Test: Paired-sample t-test

Result Example:
t(29) = 4.21, p < .001, d = 0.77

✅ Interpretation: Students wrote significantly more words after the intervention, with a moderate-to-large effect size.

🧪 5. Scenario 2: Two Groups, Post-Test Only

Example:
Which feedback type leads to better writing — peer or teacher?

Group	Feedback	Post-test Score
Class A	Peer feedback	78.5
Class B	Teacher feedback	70.3

Test: Independent-sample t-test

Result Example:
t(38) = 2.03, p = .048, d = 0.63

✅ Interpretation: The peer feedback group outperformed the teacher feedback group. The effect was moderate in size.

🧪 6. Scenario 3: Control for Pre-Test Differences

Problem:
Your two groups had different pre-test scores — can you still compare them fairly?

Solution:
Use ANCOVA to statistically control for these differences.

📌 ANCOVA adjusts post-test scores by removing the influence of pre-test variation — like comparing two runners by subtracting their head-start.

Caution: Only use ANCOVA if the pre-test and post-test are linearly related, and group variances are homogeneous.

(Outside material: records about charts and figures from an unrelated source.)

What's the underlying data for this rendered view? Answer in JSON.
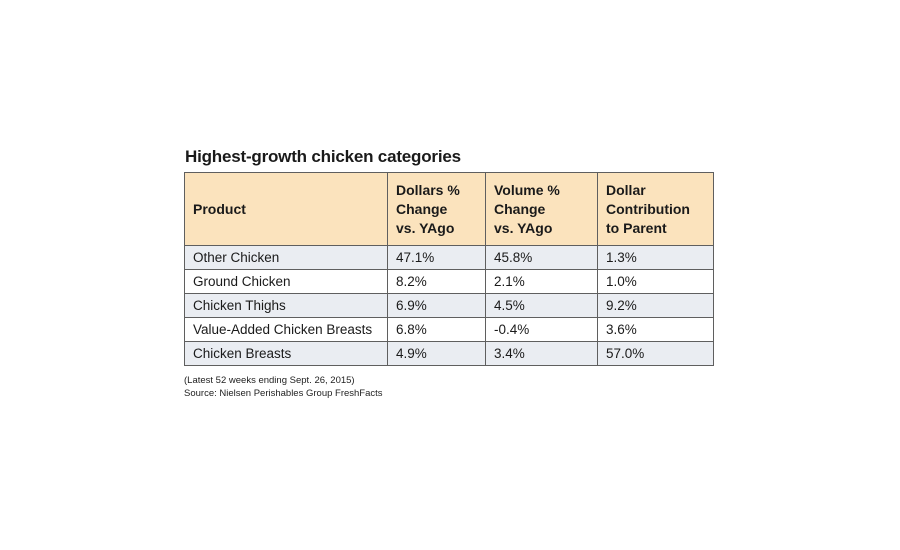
{
  "chart_data": {
    "type": "table",
    "title": "Highest-growth chicken categories",
    "columns": [
      "Product",
      "Dollars % Change vs. YAgo",
      "Volume % Change vs. YAgo",
      "Dollar Contribution to Parent"
    ],
    "header_lines": [
      [
        "Product"
      ],
      [
        "Dollars %",
        "Change",
        "vs. YAgo"
      ],
      [
        "Volume %",
        "Change",
        "vs. YAgo"
      ],
      [
        "Dollar",
        "Contribution",
        "to Parent"
      ]
    ],
    "rows": [
      [
        "Other Chicken",
        "47.1%",
        "45.8%",
        "1.3%"
      ],
      [
        "Ground Chicken",
        "8.2%",
        "2.1%",
        "1.0%"
      ],
      [
        "Chicken Thighs",
        "6.9%",
        "4.5%",
        "9.2%"
      ],
      [
        "Value-Added Chicken Breasts",
        "6.8%",
        "-0.4%",
        "3.6%"
      ],
      [
        "Chicken Breasts",
        "4.9%",
        "3.4%",
        "57.0%"
      ]
    ],
    "values": {
      "dollars_pct_change": [
        47.1,
        8.2,
        6.9,
        6.8,
        4.9
      ],
      "volume_pct_change": [
        45.8,
        2.1,
        4.5,
        -0.4,
        3.4
      ],
      "dollar_contribution_to_parent": [
        1.3,
        1.0,
        9.2,
        3.6,
        57.0
      ]
    },
    "annotations": [
      "(Latest 52 weeks ending Sept. 26, 2015)",
      "Source: Nielsen Perishables Group FreshFacts"
    ],
    "colors": {
      "header_background": "#fbe3bd",
      "odd_row_background": "#eaedf2",
      "even_row_background": "#ffffff",
      "border": "#5f5f5f"
    }
  }
}
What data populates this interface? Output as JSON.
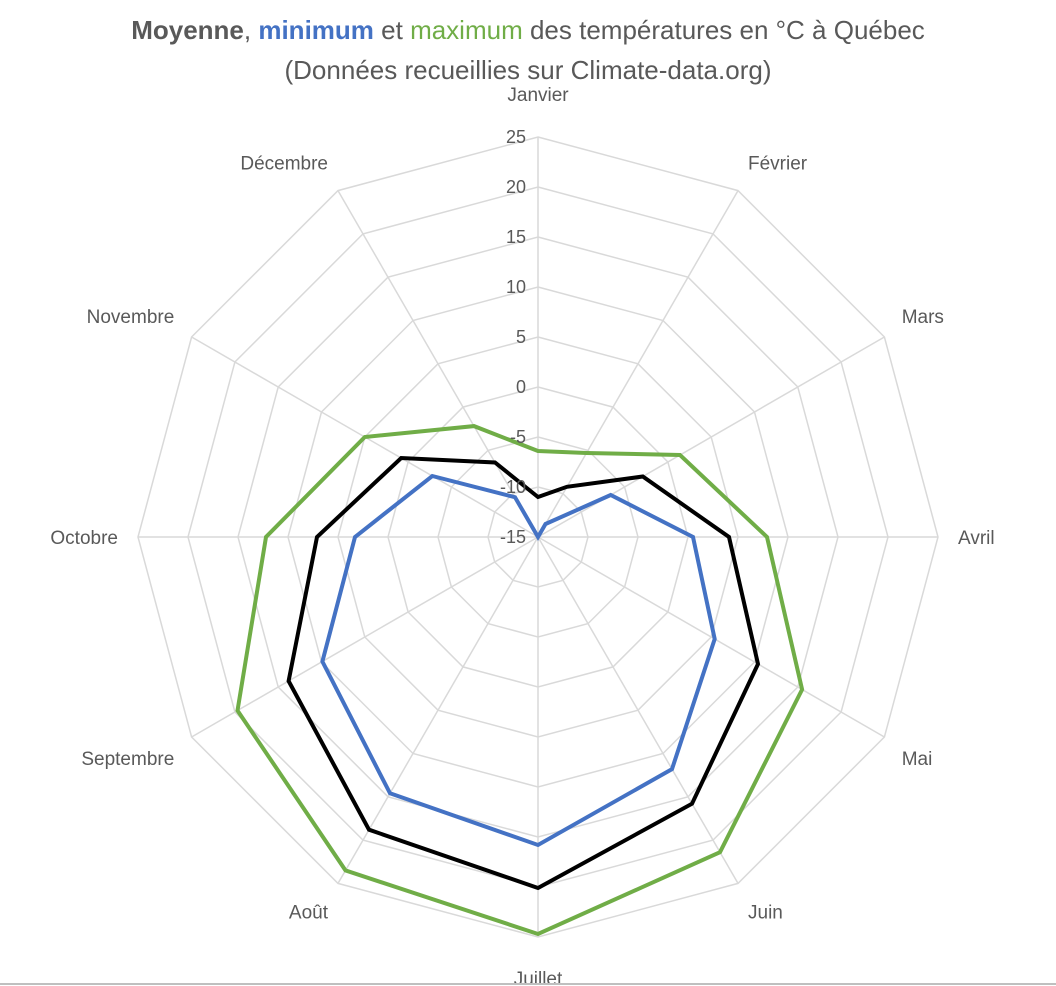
{
  "title": {
    "part_mean": "Moyenne",
    "sep1": ", ",
    "part_min": "minimum",
    "sep2": " et ",
    "part_max": "maximum",
    "rest": " des températures en °C à Québec",
    "line2": "(Données recueillies sur Climate-data.org)"
  },
  "colors": {
    "mean": "#000000",
    "min": "#4472c4",
    "max": "#70ad47",
    "grid": "#d9d9d9",
    "text": "#595959"
  },
  "chart_data": {
    "type": "radar",
    "categories": [
      "Janvier",
      "Février",
      "Mars",
      "Avril",
      "Mai",
      "Juin",
      "Juillet",
      "Août",
      "Septembre",
      "Octobre",
      "Novembre",
      "Décembre"
    ],
    "ylim": [
      -15,
      25
    ],
    "ticks": [
      "-15",
      "-10",
      "-5",
      "0",
      "5",
      "10",
      "15",
      "20",
      "25"
    ],
    "series": [
      {
        "key": "min",
        "values": [
          -15.0,
          -13.5,
          -6.6,
          0.5,
          5.4,
          11.8,
          15.8,
          14.6,
          9.9,
          3.3,
          -2.8,
          -10.4
        ]
      },
      {
        "key": "mean",
        "values": [
          -11.0,
          -9.2,
          -2.9,
          4.1,
          10.4,
          15.8,
          20.1,
          18.8,
          13.8,
          7.1,
          0.8,
          -6.4
        ]
      },
      {
        "key": "max",
        "values": [
          -6.4,
          -5.3,
          1.4,
          7.9,
          15.5,
          21.4,
          24.7,
          23.5,
          19.7,
          12.2,
          5.0,
          -2.2
        ]
      }
    ],
    "grid": true
  }
}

📏 7. What About Effect Sizes?

Statistical significance (p < .05) tells you whether the effect is likely real. But effect size tells you how meaningful the difference is.

Cohen’s d	Interpretation
0.2	Small effect
0.5	Medium effect
0.8+	Large effect

💡 Example: A d = 0.73 suggests your ChatGPT intervention had a strong impact on writing fluency.

📋 8. Sample Reporting (APA Style)

Example 1: Paired-sample t-test

Students showed significant improvement in writing fluency from pre-test (M = 62.5, SD = 8.4) to post-test (M = 75.3, SD = 7.9), t(29) = 5.21, p < .001, d = 0.73.

Example 2: Independent t-test

The Quizlet group (M = 75.3, SD = 7.9) outperformed the flashcard group (M = 68.4, SD = 9.2) on the vocabulary post-test, t(58) = 2.57, p = .013, d = 0.66.

🔀 9. If Your Data Isn’t Normal…

Use non-parametric alternatives:

Parametric Test	Non-parametric Version	Use When
Paired t-test	Wilcoxon Signed-Rank	Non-normal pre-post scores
Independent t-test	Mann–Whitney U	Small or skewed group scores

✅ 10. Statistical Checklist for TESOL Researchers

Before analysis:

Identify IV and DV
Check data type (interval, ratio)
Check normality (Shapiro-Wilk)
Check variances (Levene’s Test)
Choose test: t-test, ANCOVA, etc.
Compute and report effect size
Interpret in light of RQ, context, and limitations

📚 Further Reading

Plonsky, L. (2015). Quantitative Research Methods in Applied Linguistics.
Larson-Hall, J. (2016). A Guide to Doing Statistics in Second Language Research Using SPSS and R.
Dornyei, Z. (2007). Research Methods in Applied Linguistics.

🌱 Final Thoughts

Statistics in TESOL aren’t just about numbers — they’re tools to answer important teaching and learning questions. When chosen and interpreted carefully, even simple tests can lead to powerful insights about what works in your classroom or study.

“The goal is not complexity — it’s clarity and credibility.”